La calma composta e incantatrice del Helge Lien Trio: Badgers and other beings

C’è una qualità speciale nella musica jazz norvegese −e islandese− che la rende riconoscibile persino rispetto alle “cugine” nordiche (svedese, danese e finlandese): un legame profondo, ancestrale, quasi mistico, persino panteistico, con la Natura. Come se sottinteso a ogni accordo ci fosse un’ampiezza di respiro contemplativo di un paesaggio, che sia marino o montagnoso –in Norvegia acqua e terra sono inseparabili− o legato alla fauna o alla flora, o alla coltre bianca che per molti mesi vernicia il suolo di spazio. E quella contemplazione si trasforma spesso in un’introspezione quasi meditativa, che per alcuni prende una sfumatura collegata al divino (penso a Tord Gustavsen, ad esempio) e per altri resta vicina al senso largo ma anche magnificamente minuscolo della Natura e i suoi segreti. Credo che possa forse risiedere in questo il motivo per cui gli italiani −che per cementificazione, sovraffollamento e alienazione urbana hanno smarrito il proprio Eden− hanno un amore particolare per la musica norvegese: ci ritrovano un Paradiso Perduto.

Lo splendido, raffinatissimo album Badgers and other beings (Tassi e altre creature) appartiene a questo mondo, lo accarezza con grazia e originalità, equilibro, senza diventare ripetitivo nonostante la riconoscibilità dello stile del talentuoso Helge Lien. L’attuale formazione in trio di questo grande pianista vede oltre al “solito” eccezionale contrabbassista Frode Berg −uno dei migliori della scena jazz norvegese− il batterista Per-Oddvar Johansen, altro enorme talento e grande personalità, che tuttavia non impone sui pezzi, mettendo anzi quasi in ombra le sue capacità di jazzista sperimentale per “limitarsi” a fornire splendide scansioni e sottolineature delle partiture melodiche e ritmiche dei suoi compagni. Helge è un pianista molto completo, sicuramente sul solco della migliore tradizione pianistica nord europea, spesso con qualche tinta virata sul classico, ma anche vicino a Jarret e Mehldau, con una personalità similmente schiva e intimista.

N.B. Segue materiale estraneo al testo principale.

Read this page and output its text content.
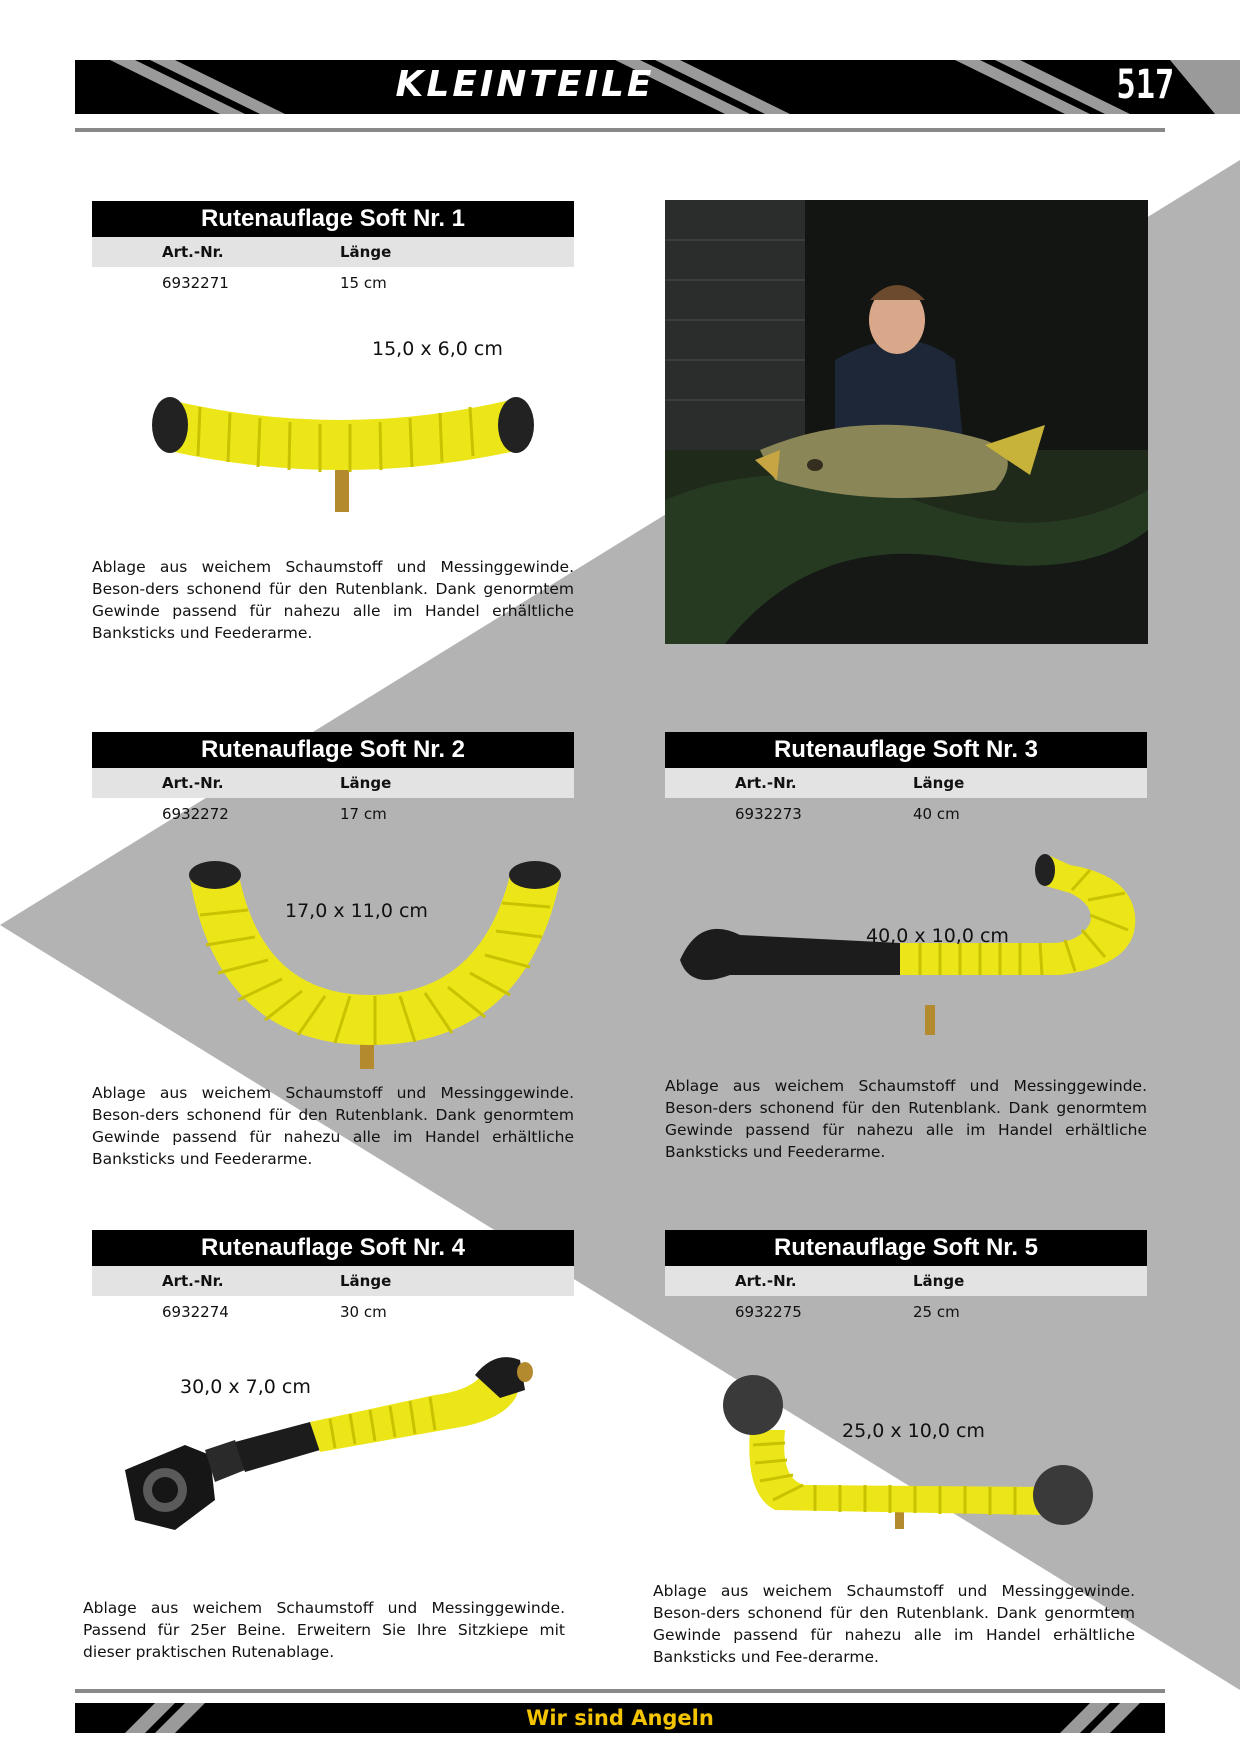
KLEINTEILE	517
Rutenauflage Soft Nr. 1
Art.-Nr.	Länge
6932271	15 cm
15,0 x 6,0 cm
Ablage aus weichem Schaumstoff und Messinggewinde. Beson-ders schonend für den Rutenblank. Dank genormtem Gewinde passend für nahezu alle im Handel erhältliche Banksticks und Feederarme.
Rutenauflage Soft Nr. 2
Art.-Nr.	Länge
6932272	17 cm
17,0 x 11,0 cm
Ablage aus weichem Schaumstoff und Messinggewinde. Beson-ders schonend für den Rutenblank. Dank genormtem Gewinde passend für nahezu alle im Handel erhältliche Banksticks und Feederarme.
Rutenauflage Soft Nr. 3
Art.-Nr.	Länge
6932273	40 cm
40,0 x 10,0 cm
Ablage aus weichem Schaumstoff und Messinggewinde. Beson-ders schonend für den Rutenblank. Dank genormtem Gewinde passend für nahezu alle im Handel erhältliche Banksticks und Feederarme.
Rutenauflage Soft Nr. 4
Art.-Nr.	Länge
6932274	30 cm
30,0 x 7,0 cm
Ablage aus weichem Schaumstoff und Messinggewinde. Passend für 25er Beine. Erweitern Sie Ihre Sitzkiepe mit dieser praktischen Rutenablage.
Rutenauflage Soft Nr. 5
Art.-Nr.	Länge
6932275	25 cm
25,0 x 10,0 cm
Ablage aus weichem Schaumstoff und Messinggewinde. Beson-ders schonend für den Rutenblank. Dank genormtem Gewinde passend für nahezu alle im Handel erhältliche Banksticks und Fee-derarme.
Wir sind Angeln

Molti dei brani sono ispirati alla natura anche nei titoli, trovando la loro eco in quello dell’album, ma prevale una grande variazione tematica e musicale. Il primo brano, “Mor” (Madre) ha un andamento elegante e sereno, con un ritorno quasi circolare su se stesso, mentre “Joe” è quello con uno dei migliori groove, con un suono abbastanza “americano”, pur sempre filtrato dalla sensibilità nordica che ritorna soprattutto nel piccolo reef che lega insieme il brano. Il terzo pezzo è “La vipera” (“Hoggormen”), e ne porta tutto il senso di sinuoso pericolo. Entriamo poi negli abissi con “Hvalen”, (la balena), ricca di suoni attutiti e silenzi glaciali. Johanssen compie un lavoro fantastico con le percussioni e anche il suono del contrabbasso di Berg arriva quasi attutito, senza note se non quando sottolinea il pianoforte, come avesse una propagazione muta.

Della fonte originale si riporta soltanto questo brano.